A realidade dessas crianças transcende a simples estatística. Cada rosto representa uma história de privação, negligência e abandono sistêmico. São menores expostos a múltiplos riscos: acidentes de trânsito, violência urbana, exploração econômica, além de interrupções graves em seu processo de desenvolvimento educacional e psicossocial.

FATORES ESTRUTURAIS DA PROBLEMÁTICA:

  1. Pobreza Extrema
  • Famílias com renda inferior a meio salário mínimo
  • Desemprego estrutural
  • Ausência de políticas públicas efetivas
  1. Vulnerabilidade Social
  • Desestruturação familiar
  • Alcoolismo
  • Uso de drogas
  • Baixa escolaridade dos responsáveis
  1. Consequências para as Crianças
  • Evasão escolar
  • Comprometimento do desenvolvimento cognitivo
  • Exposição a riscos de abuso e exploração
  • Interrupção do processo de formação educacional

O QUADRO LEGAL

O Estatuto da Criança e do Adolescente (ECA), em seus artigos 4º e 5º, estabelece claramente que é dever da família, da comunidade, da sociedade em geral e do poder público assegurar, com absoluta prioridade, a efetivação dos direitos referentes à vida, à saúde, à alimentação, à educação, ao esporte, ao lazer, à profissionalização, à cultura, à dignidade, ao respeito, à liberdade e à convivência familiar e comunitária.

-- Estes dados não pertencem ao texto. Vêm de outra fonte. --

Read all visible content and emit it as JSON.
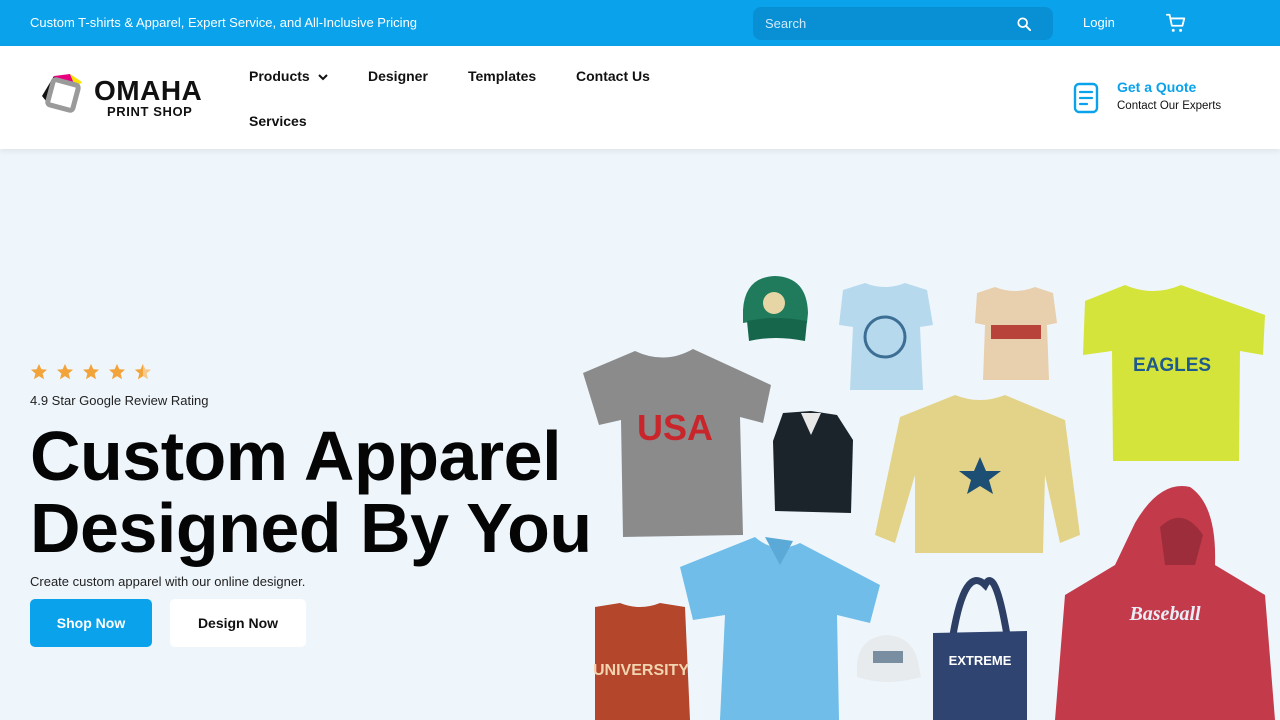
{
  "topbar": {
    "promo": "Custom T-shirts & Apparel, Expert Service, and All-Inclusive Pricing",
    "search_placeholder": "Search",
    "login_label": "Login",
    "search_icon": "search-icon",
    "cart_icon": "cart-icon"
  },
  "header": {
    "logo": {
      "line1": "OMAHA",
      "line2": "PRINT SHOP"
    },
    "nav": [
      {
        "label": "Products",
        "has_dropdown": true
      },
      {
        "label": "Designer"
      },
      {
        "label": "Templates"
      },
      {
        "label": "Contact Us"
      },
      {
        "label": "Services"
      }
    ],
    "quote": {
      "title": "Get a Quote",
      "subtitle": "Contact Our Experts",
      "icon": "document-icon"
    }
  },
  "hero": {
    "rating_stars": 4.9,
    "rating_text": "4.9 Star Google Review Rating",
    "title_line1": "Custom Apparel",
    "title_line2": "Designed By You",
    "subtitle": "Create custom apparel with our online designer.",
    "primary_button": "Shop Now",
    "secondary_button": "Design Now"
  },
  "colors": {
    "brand": "#0aa2ea",
    "hero_background": "#eef6fc",
    "star": "#f2a33a"
  }
}
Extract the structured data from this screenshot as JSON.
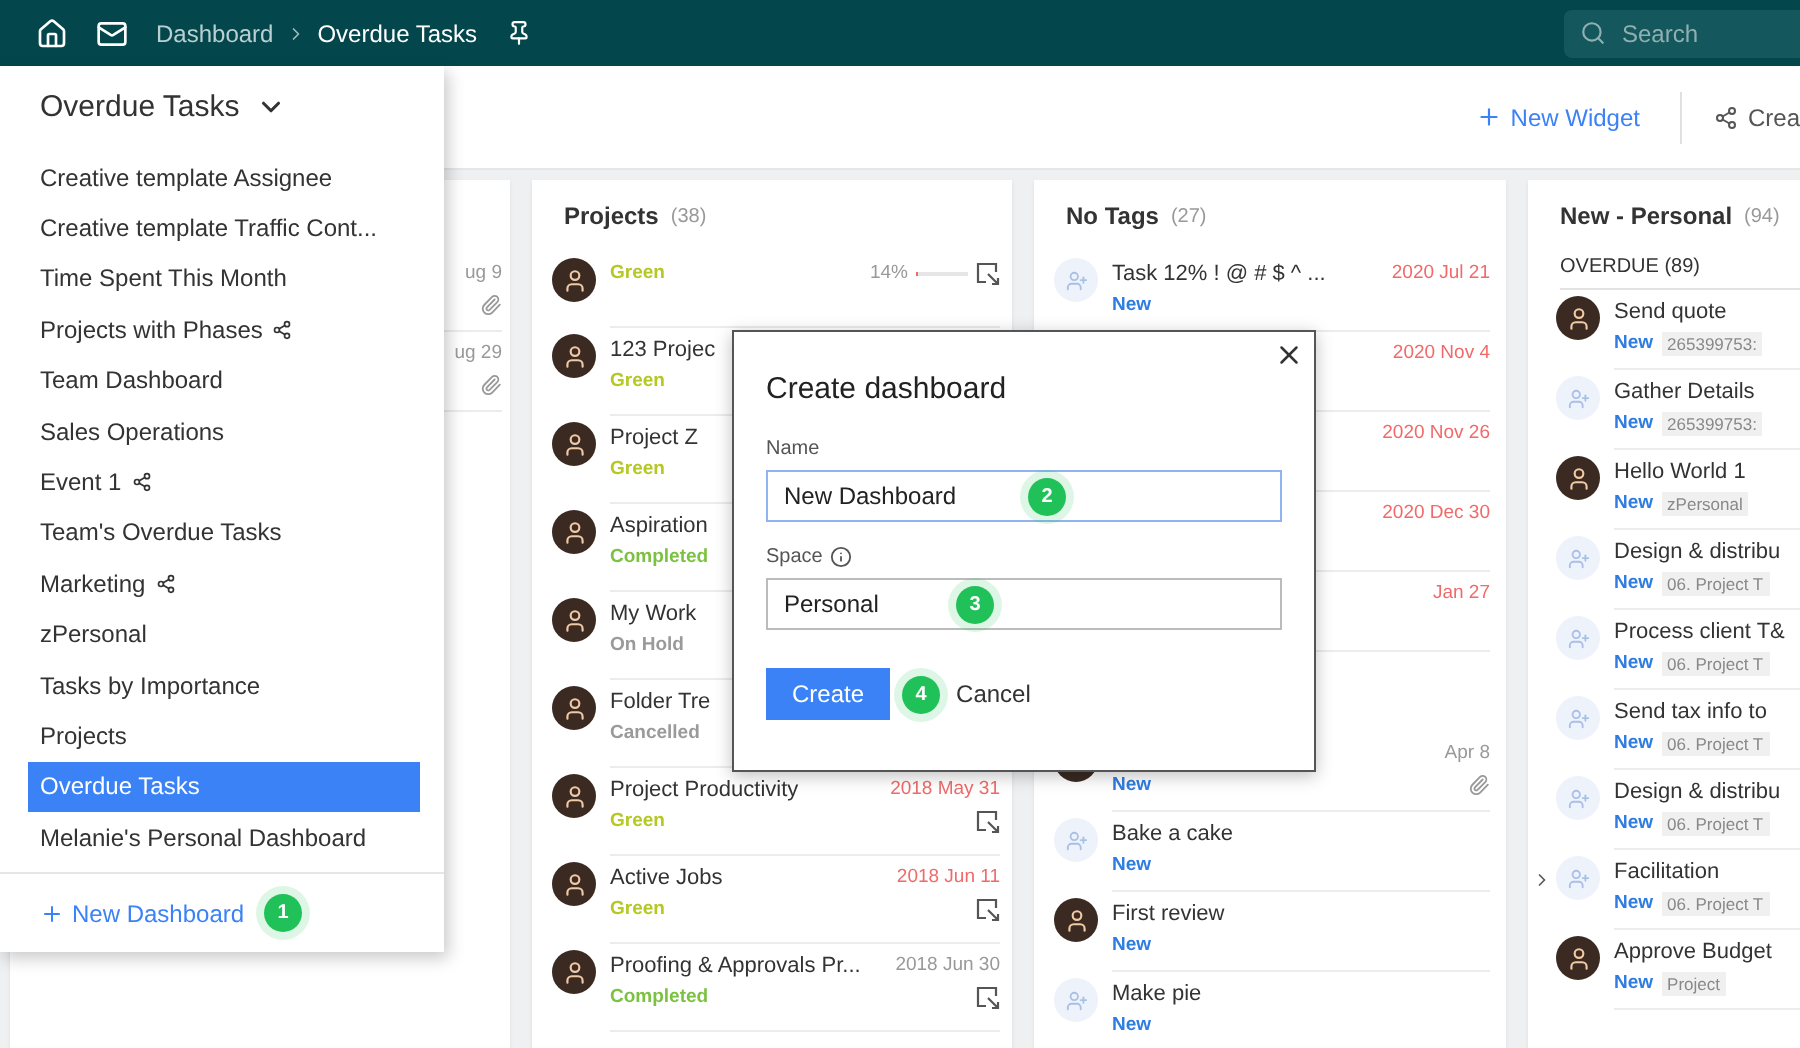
{
  "topbar": {
    "breadcrumb": [
      {
        "label": "Dashboard",
        "current": false
      },
      {
        "label": "Overdue Tasks",
        "current": true
      }
    ],
    "search_placeholder": "Search"
  },
  "toolbar": {
    "new_widget": "New Widget",
    "share": "Crea"
  },
  "columns": [
    {
      "rows": [
        {
          "date": "ug 9",
          "overdue": false,
          "attachment": true
        },
        {
          "date": "ug 29",
          "overdue": false,
          "attachment": true
        }
      ]
    },
    {
      "title": "Projects",
      "count": "(38)",
      "rows": [
        {
          "avatar": true,
          "placeholder": false,
          "status": "Green",
          "color": "#b5c823",
          "progress": {
            "label": "14%",
            "level": 0.05
          },
          "export": true
        },
        {
          "avatar": true,
          "placeholder": false,
          "title": "123 Projec",
          "status": "Green",
          "color": "#b5c823"
        },
        {
          "avatar": true,
          "placeholder": false,
          "title": "Project Z",
          "status": "Green",
          "color": "#b5c823"
        },
        {
          "avatar": true,
          "placeholder": false,
          "title": "Aspiration",
          "status": "Completed",
          "color": "#7cc242"
        },
        {
          "avatar": true,
          "placeholder": false,
          "title": "My Work",
          "status": "On Hold",
          "color": "#9a9a9a"
        },
        {
          "avatar": true,
          "placeholder": false,
          "title": "Folder Tre",
          "status": "Cancelled",
          "color": "#9a9a9a"
        },
        {
          "avatar": true,
          "placeholder": false,
          "title": "Project Productivity",
          "date": "2018 May 31",
          "overdue": true,
          "status": "Green",
          "color": "#b5c823",
          "export": true
        },
        {
          "avatar": true,
          "placeholder": false,
          "title": "Active Jobs",
          "date": "2018 Jun 11",
          "overdue": true,
          "status": "Green",
          "color": "#b5c823",
          "export": true
        },
        {
          "avatar": true,
          "placeholder": false,
          "title": "Proofing & Approvals Pr...",
          "date": "2018 Jun 30",
          "overdue": false,
          "status": "Completed",
          "color": "#7cc242",
          "export": true
        }
      ]
    },
    {
      "title": "No Tags",
      "count": "(27)",
      "rows": [
        {
          "avatar": true,
          "placeholder": true,
          "title": "Task 12% ! @ # $ ^ ...",
          "date": "2020 Jul 21",
          "overdue": true,
          "status": "New",
          "color": "#2f7de1"
        },
        {
          "date": "2020 Nov 4",
          "overdue": true
        },
        {
          "date": "2020 Nov 26",
          "overdue": true
        },
        {
          "date": "2020 Dec 30",
          "overdue": true
        },
        {
          "date": "Jan 27",
          "overdue": true
        },
        {
          "avatar": true,
          "placeholder": false,
          "date": "Apr 8",
          "overdue": false,
          "status": "New",
          "color": "#2f7de1",
          "attachment": true
        },
        {
          "avatar": true,
          "placeholder": true,
          "title": "Bake a cake",
          "status": "New",
          "color": "#2f7de1"
        },
        {
          "avatar": true,
          "placeholder": false,
          "title": "First review",
          "status": "New",
          "color": "#2f7de1"
        },
        {
          "avatar": true,
          "placeholder": true,
          "title": "Make pie",
          "status": "New",
          "color": "#2f7de1"
        }
      ]
    },
    {
      "title": "New - Personal",
      "count": "(94)",
      "group_label": "OVERDUE (89)",
      "rows": [
        {
          "avatar": true,
          "placeholder": false,
          "title": "Send quote",
          "status": "New",
          "color": "#2f7de1",
          "tag": "265399753:"
        },
        {
          "avatar": true,
          "placeholder": true,
          "title": "Gather Details",
          "status": "New",
          "color": "#2f7de1",
          "tag": "265399753:"
        },
        {
          "avatar": true,
          "placeholder": false,
          "title": "Hello World 1",
          "status": "New",
          "color": "#2f7de1",
          "tag": "zPersonal"
        },
        {
          "avatar": true,
          "placeholder": true,
          "title": "Design & distribu",
          "status": "New",
          "color": "#2f7de1",
          "tag": "06. Project T"
        },
        {
          "avatar": true,
          "placeholder": true,
          "title": "Process client T&",
          "status": "New",
          "color": "#2f7de1",
          "tag": "06. Project T"
        },
        {
          "avatar": true,
          "placeholder": true,
          "title": "Send tax info to",
          "status": "New",
          "color": "#2f7de1",
          "tag": "06. Project T"
        },
        {
          "avatar": true,
          "placeholder": true,
          "title": "Design & distribu",
          "status": "New",
          "color": "#2f7de1",
          "tag": "06. Project T"
        },
        {
          "avatar": true,
          "placeholder": true,
          "title": "Facilitation",
          "status": "New",
          "color": "#2f7de1",
          "tag": "06. Project T",
          "expandable": true
        },
        {
          "avatar": true,
          "placeholder": false,
          "title": "Approve Budget",
          "status": "New",
          "color": "#2f7de1",
          "tag": "Project"
        }
      ]
    }
  ],
  "dashboard_menu": {
    "title": "Overdue Tasks",
    "items": [
      {
        "label": "Creative template Assignee",
        "shared": false,
        "selected": false
      },
      {
        "label": "Creative template Traffic Cont...",
        "shared": false,
        "selected": false
      },
      {
        "label": "Time Spent This Month",
        "shared": false,
        "selected": false
      },
      {
        "label": "Projects with Phases",
        "shared": true,
        "selected": false
      },
      {
        "label": "Team Dashboard",
        "shared": false,
        "selected": false
      },
      {
        "label": "Sales Operations",
        "shared": false,
        "selected": false
      },
      {
        "label": "Event 1",
        "shared": true,
        "selected": false
      },
      {
        "label": "Team's Overdue Tasks",
        "shared": false,
        "selected": false
      },
      {
        "label": "Marketing",
        "shared": true,
        "selected": false
      },
      {
        "label": "zPersonal",
        "shared": false,
        "selected": false
      },
      {
        "label": "Tasks by Importance",
        "shared": false,
        "selected": false
      },
      {
        "label": "Projects",
        "shared": false,
        "selected": false
      },
      {
        "label": "Overdue Tasks",
        "shared": false,
        "selected": true
      },
      {
        "label": "Melanie's Personal Dashboard",
        "shared": false,
        "selected": false
      }
    ],
    "new_dashboard": "New Dashboard",
    "badge": "1"
  },
  "dialog": {
    "title": "Create dashboard",
    "name_label": "Name",
    "name_value": "New Dashboard",
    "name_badge": "2",
    "space_label": "Space",
    "space_value": "Personal",
    "space_badge": "3",
    "create": "Create",
    "create_badge": "4",
    "cancel": "Cancel"
  }
}
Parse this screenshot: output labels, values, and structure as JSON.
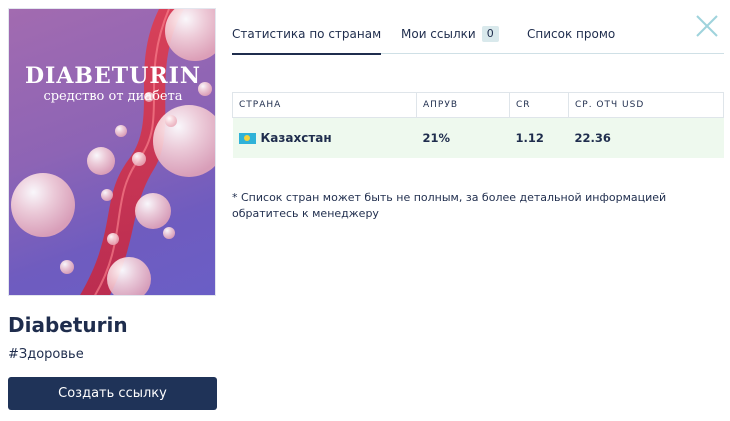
{
  "product": {
    "image_title": "DIABETURIN",
    "image_subtitle": "средство от диабета",
    "name": "Diabeturin",
    "category": "#Здоровье",
    "create_link_label": "Создать ссылку"
  },
  "tabs": {
    "stats_label": "Статистика по странам",
    "links_label": "Мои ссылки",
    "links_count": "0",
    "promo_label": "Список промо"
  },
  "table": {
    "headers": [
      "СТРАНА",
      "АПРУВ",
      "CR",
      "СР. ОТЧ USD"
    ],
    "rows": [
      {
        "country": "Казахстан",
        "flag": "kz-flag",
        "approve": "21%",
        "cr": "1.12",
        "avg_usd": "22.36"
      }
    ]
  },
  "note": "* Список стран может быть не полным, за более детальной информацией обратитесь к менеджеру",
  "icons": {
    "close": "close-icon"
  },
  "colors": {
    "primary": "#1f3358",
    "row_bg": "#eef9ee",
    "accent": "#9fd3dc"
  }
}
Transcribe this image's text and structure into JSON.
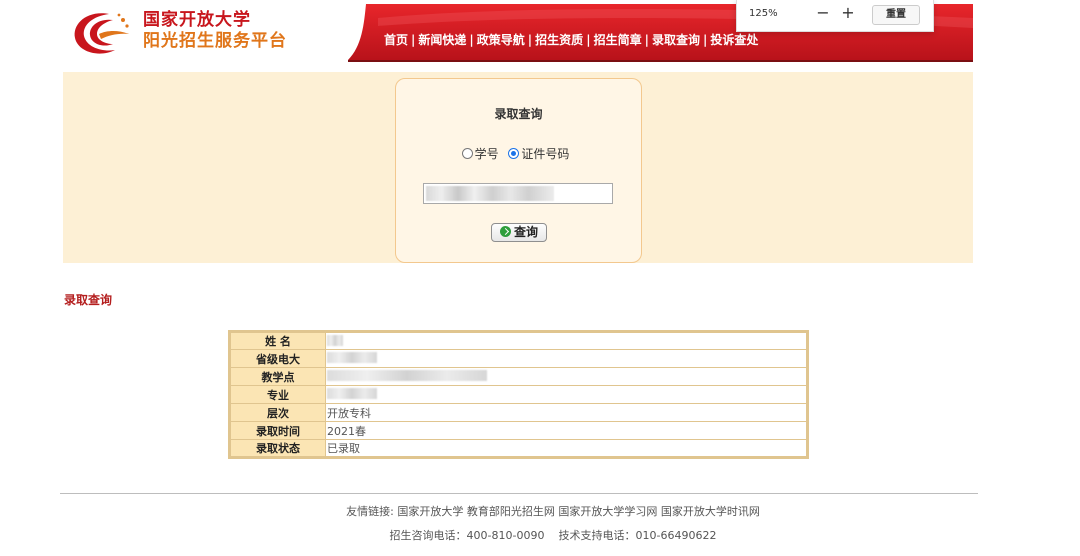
{
  "header": {
    "logo_line1": "国家开放大学",
    "logo_line2": "阳光招生服务平台",
    "nav_items": [
      "首页",
      "新闻快递",
      "政策导航",
      "招生资质",
      "招生简章",
      "录取查询",
      "投诉查处"
    ],
    "brand_red": "#c8161d",
    "brand_orange": "#e0761b"
  },
  "zoom_popup": {
    "level": "125%",
    "minus": "−",
    "plus": "+",
    "reset": "重置"
  },
  "search_card": {
    "title": "录取查询",
    "options": [
      {
        "label": "学号",
        "selected": false
      },
      {
        "label": "证件号码",
        "selected": true
      }
    ],
    "button_label": "查询"
  },
  "result": {
    "section_title": "录取查询",
    "rows": [
      {
        "label": "姓 名",
        "value": ""
      },
      {
        "label": "省级电大",
        "value": ""
      },
      {
        "label": "教学点",
        "value": ""
      },
      {
        "label": "专业",
        "value": ""
      },
      {
        "label": "层次",
        "value": "开放专科"
      },
      {
        "label": "录取时间",
        "value": "2021春"
      },
      {
        "label": "录取状态",
        "value": "已录取"
      }
    ]
  },
  "footer": {
    "links_prefix": "友情链接:",
    "links": [
      "国家开放大学",
      "教育部阳光招生网",
      "国家开放大学学习网",
      "国家开放大学时讯网"
    ],
    "consult": "招生咨询电话：400-810-0090",
    "support": "技术支持电话：010-66490622"
  }
}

Entretanto, a realidade observada nos semáforos de Porto Velho contradiz frontalmente essa legislação, revelando uma profunda falha nos mecanismos de proteção social.

CHAMADA À AÇÃO

É fundamental que sociedade, instituições e poder público atuem de forma integrada para:

  • Realizar diagnóstico preciso das famílias em vulnerabilidade
  • Implementar programas de renda mínima
  • Garantir vagas em escolas em período integral
  • Criar mecanismos de proteção e acompanhamento familiar
  • Fiscalizar e punir casos de exploração infantil

AMPARE, PROTEJA, TRANSFORME!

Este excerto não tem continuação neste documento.